Try this at work: Don't do a very important part of your job for several months. When your boss finally catches on, say you are refusing to perform that task as a way of protesting the fact that some guy in another department is doing his job in a way you don't like.

Then write and tell us where your next job is.

This is exactly what the United States Senate has been doing in regard to its constitutional duty to confirm judges appointed by the president. This childish stunt has left the federal bench seriously undermanned for months, a situation that will not be rectified for several more months, at least.

For a long time now, Utah's Sen. Mike Lee was the most vocal advocate of a foolish plan to oppose every one of President Obama's nominees, for executive or judicial office, to demonstrate senatorial pique over Obama's approach for getting around other examples of Republican obstructionism.

The president was using the constitutionally vague, but frequently employed, method known as a recess appointment to install officers he wanted to run agencies he supported. Republican senators, also using a legally questionable tactic with bipartisan roots, were claiming that the recess appointments were invalid because the Senate wasn't in recess.

Obama claimed the Senate meetings that did go on were shams meant to frustrate such activities as putting someone atop the new Consumer Protection Bureau. But even if Lee were correct in his constitutional interpretation, that would not excuse the Senate from its duty to hold the functioning of basic government activities above partisan bickering.

That bickering escalated in recent weeks, as Senate Republicans invoked something called The Thurmond Rule — named for one of the most disreputable personages to ever darken the floor of the Senate, arch-segregationist Strom Thurmond of South Carolina — and cancel all votes on appeals court judgeships. The last chance to set aside that tactic came Monday, on a vote concerning the appointment of an unopposed appeals court nominee from Oklahoma, a vote that Lee missed and on which Sen. Orrin Hatch abstained.

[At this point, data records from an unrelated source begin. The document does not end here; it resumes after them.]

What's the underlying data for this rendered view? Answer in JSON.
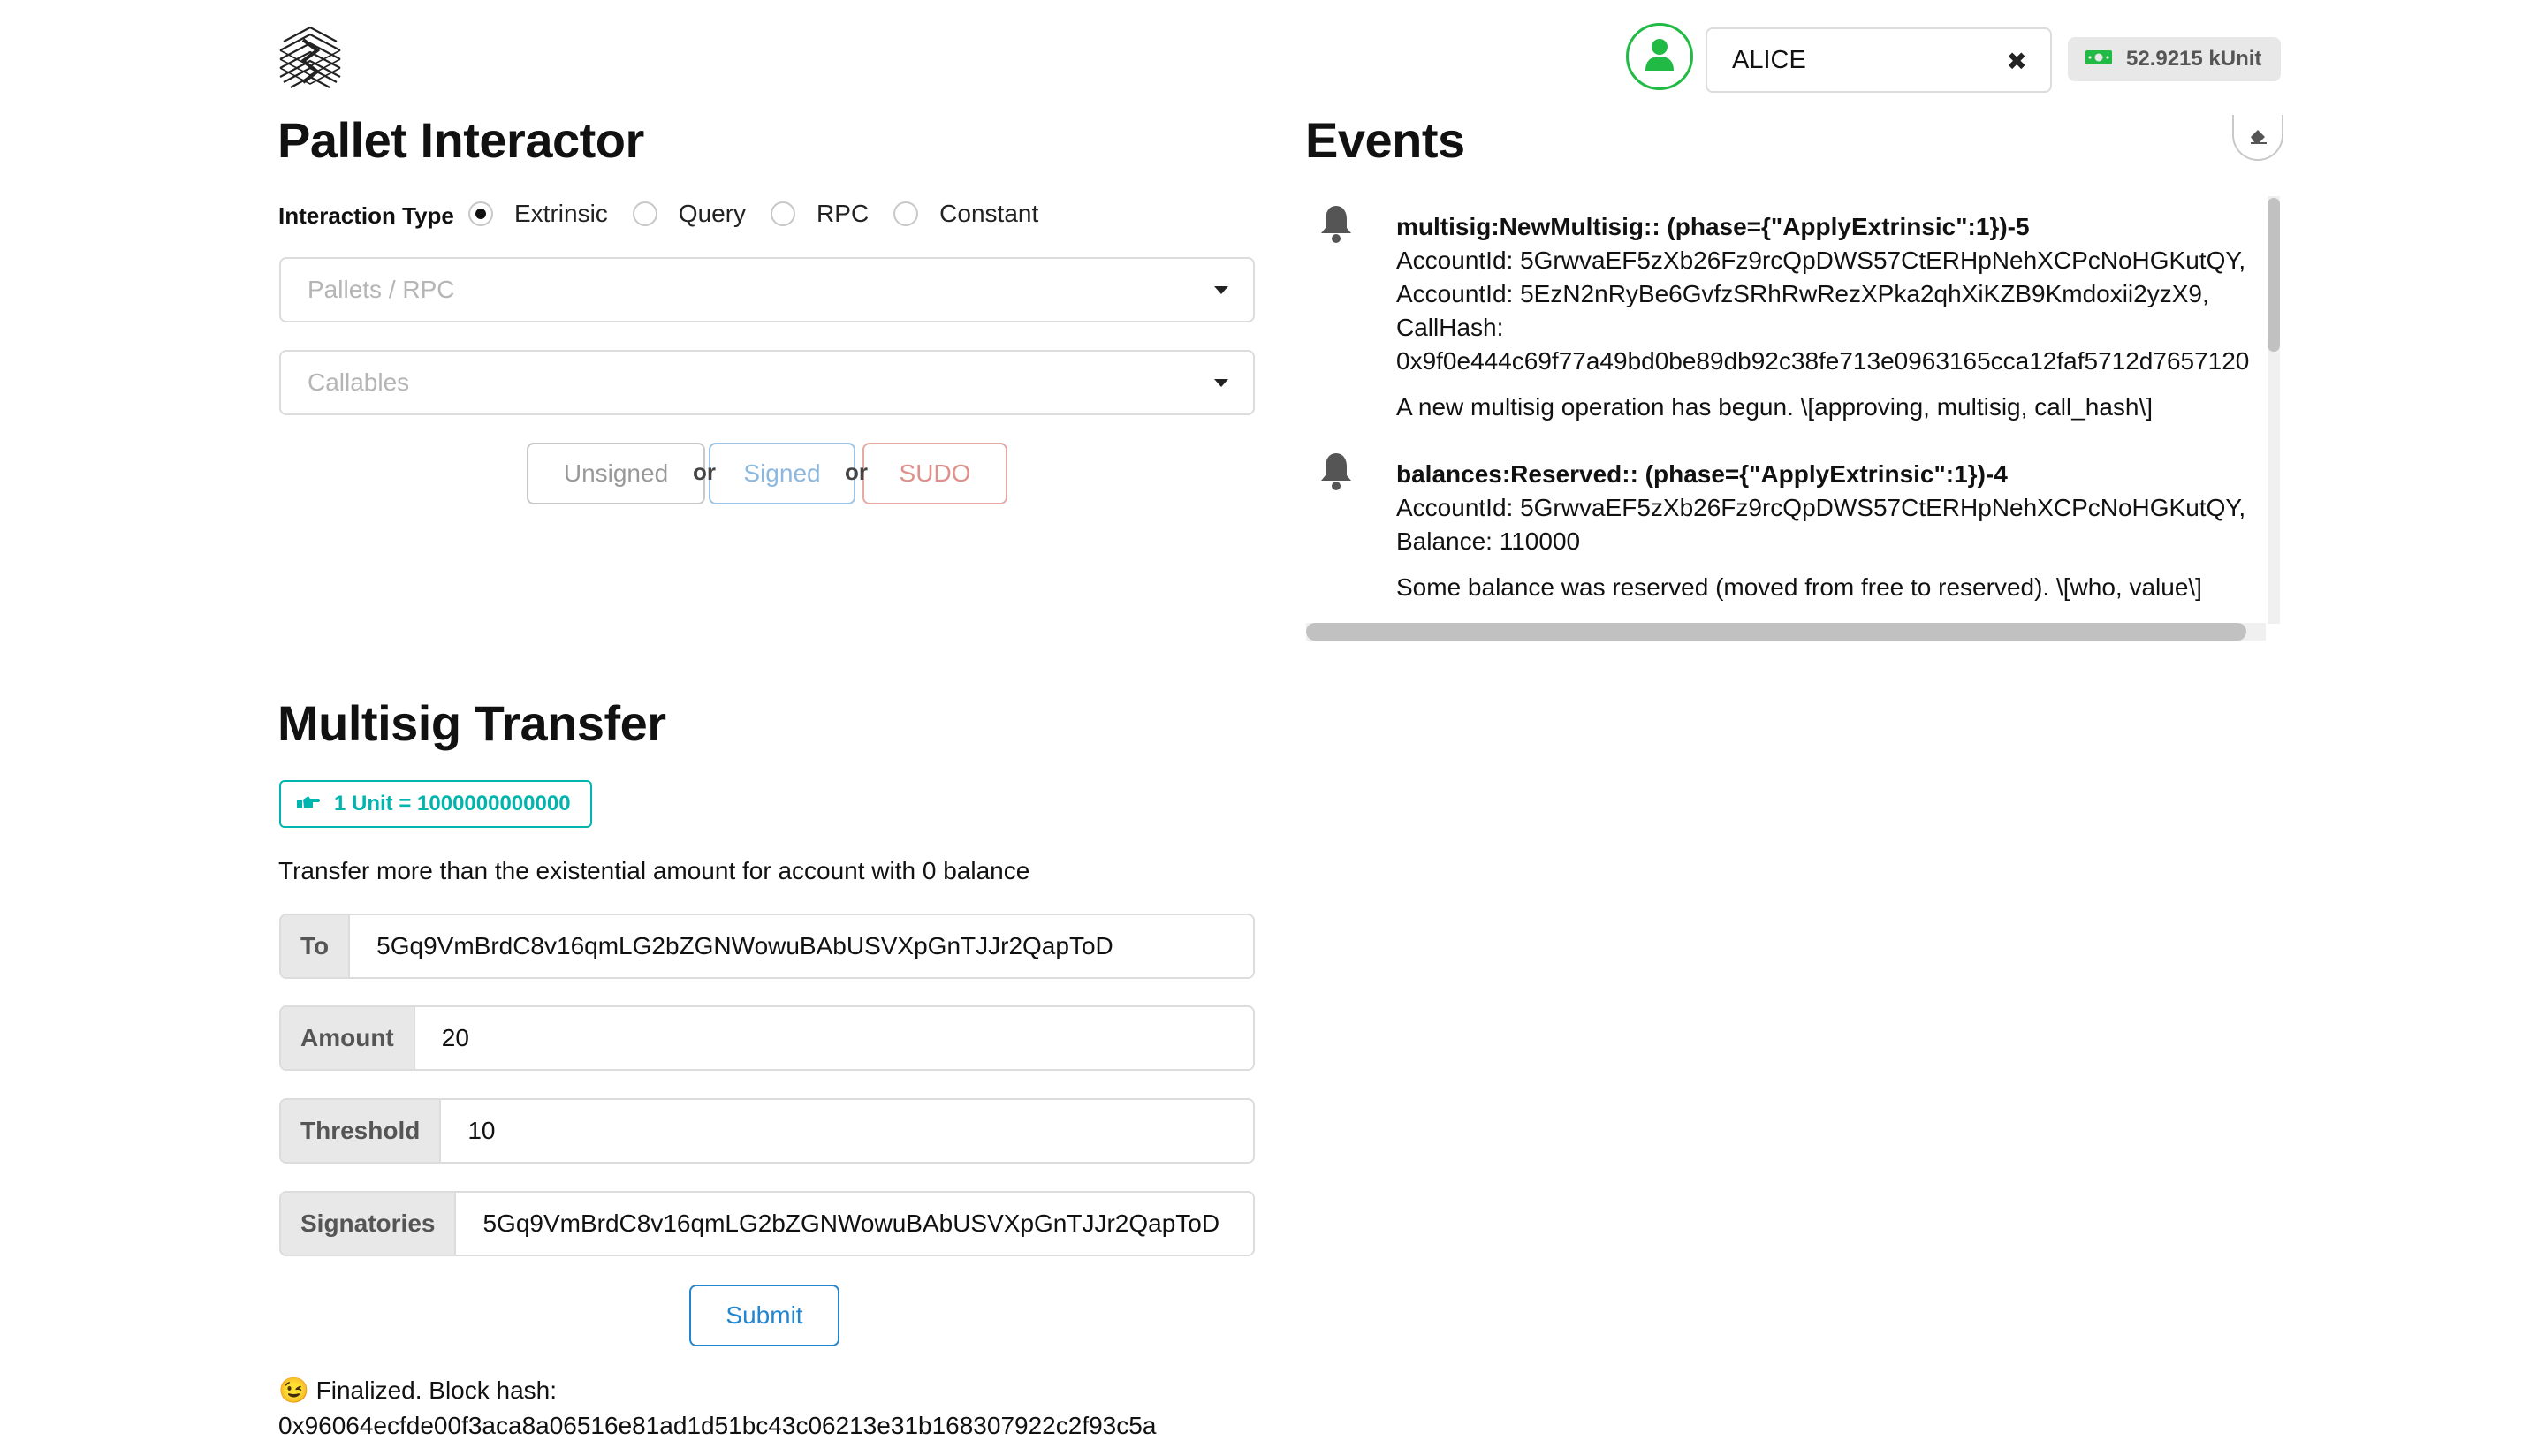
{
  "header": {
    "account_name": "ALICE",
    "clear_glyph": "✖",
    "balance": "52.9215 kUnit",
    "avatar_icon": "user-icon",
    "balance_icon": "money-icon"
  },
  "pallet_interactor": {
    "title": "Pallet Interactor",
    "interaction_type_label": "Interaction Type",
    "interaction_types": [
      {
        "label": "Extrinsic",
        "selected": true
      },
      {
        "label": "Query",
        "selected": false
      },
      {
        "label": "RPC",
        "selected": false
      },
      {
        "label": "Constant",
        "selected": false
      }
    ],
    "pallets_placeholder": "Pallets / RPC",
    "callables_placeholder": "Callables",
    "buttons": {
      "unsigned": "Unsigned",
      "signed": "Signed",
      "sudo": "SUDO",
      "or": "or"
    }
  },
  "events": {
    "title": "Events",
    "items": [
      {
        "title": "multisig:NewMultisig:: (phase={\"ApplyExtrinsic\":1})-5",
        "lines": [
          "AccountId: 5GrwvaEF5zXb26Fz9rcQpDWS57CtERHpNehXCPcNoHGKutQY,",
          "AccountId: 5EzN2nRyBe6GvfzSRhRwRezXPka2qhXiKZB9Kmdoxii2yzX9,",
          "CallHash:",
          "0x9f0e444c69f77a49bd0be89db92c38fe713e0963165cca12faf5712d7657120"
        ],
        "description": "A new multisig operation has begun. \\[approving, multisig, call_hash\\]"
      },
      {
        "title": "balances:Reserved:: (phase={\"ApplyExtrinsic\":1})-4",
        "lines": [
          "AccountId: 5GrwvaEF5zXb26Fz9rcQpDWS57CtERHpNehXCPcNoHGKutQY,",
          "Balance: 110000"
        ],
        "description": "Some balance was reserved (moved from free to reserved). \\[who, value\\]"
      }
    ]
  },
  "multisig": {
    "title": "Multisig Transfer",
    "unit_note": "1 Unit = 1000000000000",
    "description": "Transfer more than the existential amount for account with 0 balance",
    "fields": {
      "to": {
        "label": "To",
        "value": "5Gq9VmBrdC8v16qmLG2bZGNWowuBAbUSVXpGnTJJr2QapToD"
      },
      "amount": {
        "label": "Amount",
        "value": "20"
      },
      "threshold": {
        "label": "Threshold",
        "value": "10"
      },
      "signatories": {
        "label": "Signatories",
        "value": "5Gq9VmBrdC8v16qmLG2bZGNWowuBAbUSVXpGnTJJr2QapToD"
      }
    },
    "submit_label": "Submit",
    "status_emoji": "😉",
    "status_line1": "Finalized. Block hash:",
    "status_line2": "0x96064ecfde00f3aca8a06516e81ad1d51bc43c06213e31b168307922c2f93c5a"
  },
  "colors": {
    "green": "#21ba45",
    "teal": "#00b5ad",
    "blue": "#2185d0",
    "signed_text": "#8cb8e0",
    "sudo_text": "#e0908c"
  }
}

The "rule" allows the party that doesn't control the White House to frustrate a sitting president's last chance to pack the judiciary during his last months in office — if, as the other party hopes, they are his last months in office.

Both parties have pulled the same trick. But it is politics, not governing. It also effectively ends a president's term months ahead of schedule.

That a self-described constitutional purist such as Lee would frustrate the clear intent of the Constitution in this way is disgraceful.